The threat of communism was not only a call to arms during the Korean and Vietnam Wars, but it also kept corporate capitalism in check, geographically and philosophically.

As each piece of rotten economic news is revealed layer by layer, we’re terribly saddened by the lack of ethics that seems to have spoiled our prize onion on Wall Street. Peeling it back to find where the contamination ends has been a slow and agonizing process, so orchestrated, one assumes, to avoid a sudden, global monetary collapse – and perhaps to allow the better-informed to get out with their skins.

Blaming the young buck executives and high-paid CEOs may help illustrate unethical behavior, and blaming politicians and the SEC may help redefine their responsibility to the people, but I suspect, before these revelations are over, there will be more than enough blame for all of us. We let it happen. We were part of it.

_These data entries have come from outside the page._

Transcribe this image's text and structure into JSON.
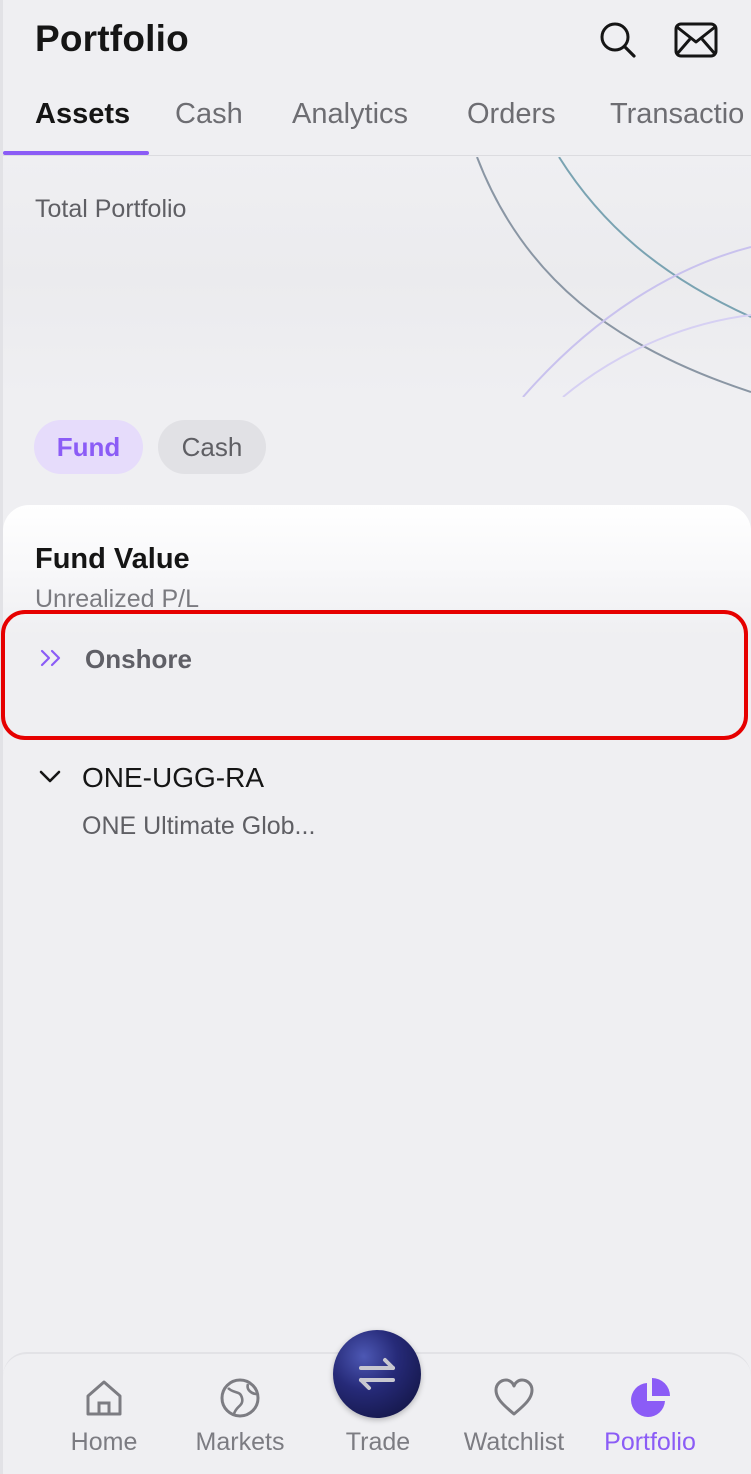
{
  "header": {
    "title": "Portfolio",
    "search_icon": "search-icon",
    "mail_icon": "mail-icon"
  },
  "tabs": [
    {
      "label": "Assets",
      "active": true
    },
    {
      "label": "Cash",
      "active": false
    },
    {
      "label": "Analytics",
      "active": false
    },
    {
      "label": "Orders",
      "active": false
    },
    {
      "label": "Transactio",
      "active": false
    }
  ],
  "hero": {
    "label": "Total Portfolio"
  },
  "filters": {
    "fund": "Fund",
    "cash": "Cash",
    "selected": "Fund"
  },
  "fund_card": {
    "title": "Fund Value",
    "subtitle": "Unrealized P/L",
    "section": "Onshore",
    "items": [
      {
        "code": "ONE-UGG-RA",
        "name": "ONE Ultimate Glob..."
      }
    ]
  },
  "bottom_nav": {
    "items": [
      {
        "label": "Home",
        "icon": "home-icon"
      },
      {
        "label": "Markets",
        "icon": "globe-icon"
      },
      {
        "label": "Trade",
        "icon": "swap-icon"
      },
      {
        "label": "Watchlist",
        "icon": "heart-icon"
      },
      {
        "label": "Portfolio",
        "icon": "pie-chart-icon",
        "active": true
      }
    ]
  },
  "colors": {
    "accent": "#8b5cf6",
    "highlight_border": "#e60000",
    "background": "#efeff2"
  }
}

We let ourselves believe in the purity of capitalism, its durability over communism, an icon that the world assumed would lead every nation to prosperity. But like any successful economic system, the potential for graft and greed flourishes if left unchecked – and as long as the machinery seems to be running well, no one bothers to look too closely.

We’ve had a pretty good run on credit and consumption for the past two or three decades, sharing corporate profits through 401Ks and IRAs, a perfect daisy chain where Everyman is a consumer, taxpayer and beneficiary of the State, but with the additional incentive to become a shareholder in Capitalism, or so we believed. Like buying a lottery ticket, the fortunes made during the dot.com and housing bubbles perpetuated ideals for success that no longer required long-term commitments to planning or work – that did not value a man’s reputation or word.

In this growing crisis, I would hope that we can get beyond the non-sequitur of the Democratic and Republican parties, that a sense of nationalism and respect for the working man, especially family farmers and ranchers, might unite us toward a more common good, a more responsible and substantive quality to life, perhaps even a legacy to be cherished by our grandchildren.